Искусство и душевная техника актера должны быть направлены на то, чтобы уметь естественным путем находить в себе зерна природных человеческих качеств и пороков, а затем выращивать и развивать их для той или другой исполняемой роли.
Таким образом, душа изображаемого на сцене образа комбинируется и складывается артистом из живых человеческих элементов собственной души, из своих эмоциональных воспоминаний и прочего.
То, что открыл мне Аркадий Николаевич, еще не укладывается в моей голове, и я признался ему в этом.
– Сколько нот в музыке? – спросил он меня. – Только семь, – ответил он тут же. – А между тем комбинации из этих семи нот еще далеко не исчерпаны. А сколько у человека душевных элементов, состояний, настроений, чувствований? Лично я их не считал, но не сомневаюсь, что их больше, чем нот в музыке. Поэтому вы можете быть спокойны, что их хватит на всю вашу артистическую жизнь. Так позаботьтесь же о том, чтоб узнать, во-первых, средства и приемы извлечения из своей души эмоционального материала и, во-вторых, средства и приемы создания из него бесконечных комбинаций человеческих душ ролей, характеров, чувств и страстей.
– В чем же заключаются эти средства и приемы? – приставал я.
– Прежде всего в том, чтобы научиться оживлять эмоциональную память, – объяснил Торцов.
– Как же оживлять ее? – не отставал я.
– Вы знаете, что это делается с помощью многих внутренних средств и возбудителей. Но есть и внешние возбудители и средства.
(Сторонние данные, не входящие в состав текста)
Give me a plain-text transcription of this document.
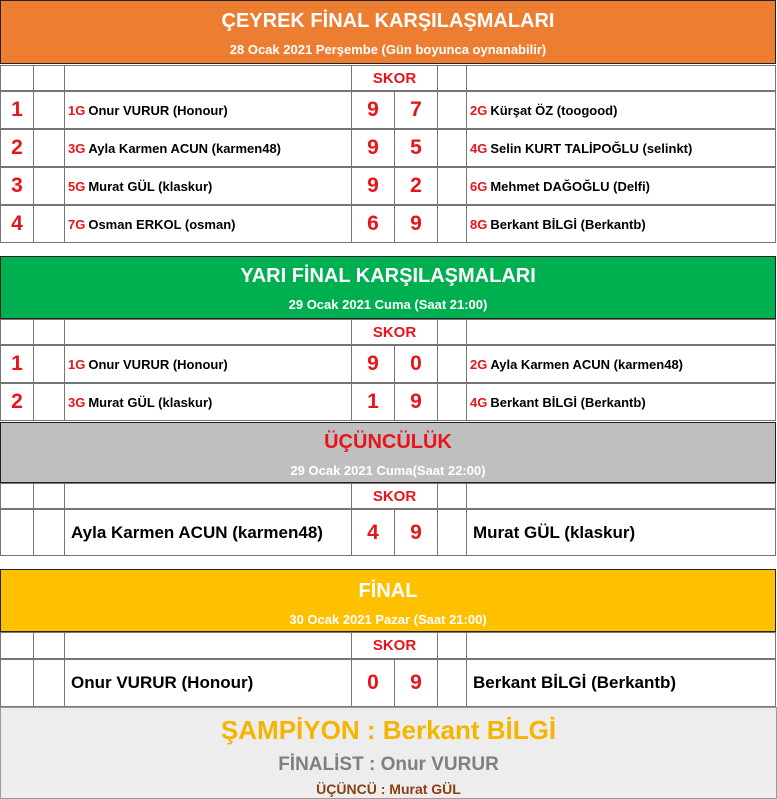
ÇEYREK FİNAL KARŞILAŞMALARI
28 Ocak 2021 Perşembe (Gün boyunca oynanabilir)
SKOR
1	1G Onur VURUR (Honour)	9	7	2G Kürşat ÖZ (toogood)
2	3G Ayla Karmen ACUN (karmen48)	9	5	4G Selin KURT TALİPOĞLU (selinkt)
3	5G Murat GÜL (klaskur)	9	2	6G Mehmet DAĞOĞLU (Delfi)
4	7G Osman ERKOL (osman)	6	9	8G Berkant BİLGİ (Berkantb)
YARI FİNAL KARŞILAŞMALARI
29 Ocak 2021 Cuma (Saat 21:00)
SKOR
1	1G Onur VURUR (Honour)	9	0	2G Ayla Karmen ACUN (karmen48)
2	3G Murat GÜL (klaskur)	1	9	4G Berkant BİLGİ (Berkantb)
ÜÇÜNCÜLÜK
29 Ocak 2021 Cuma(Saat 22:00)
SKOR
Ayla Karmen ACUN (karmen48)	4	9	Murat GÜL (klaskur)
FİNAL
30 Ocak 2021 Pazar (Saat 21:00)
SKOR
Onur VURUR (Honour)	0	9	Berkant BİLGİ (Berkantb)
ŞAMPİYON : Berkant BİLGİ
FİNALİST : Onur VURUR
ÜÇÜNCÜ : Murat GÜL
О них в следующий раз, так как это вопрос сложный.
______________ 19__ г.
Сегодня занятия происходили при закрытом занавесе, в так называемой нами квартире Малолетковой. Но мы не узнали ее. Там, где была гостиная, теперь столовая, прежняя столовая превратилась в спальню, из зала сделали несколько комнатушек, перегороженных шкафами. Везде – плохая, дешевая мебель. Казалось, что в помещение вселилась расчетливая баба, превратившая прежнюю хорошую квартиру в дешевые, но доходные меблированные комнаты.
– С новосельем! – приветствовал нас Иван Платонович.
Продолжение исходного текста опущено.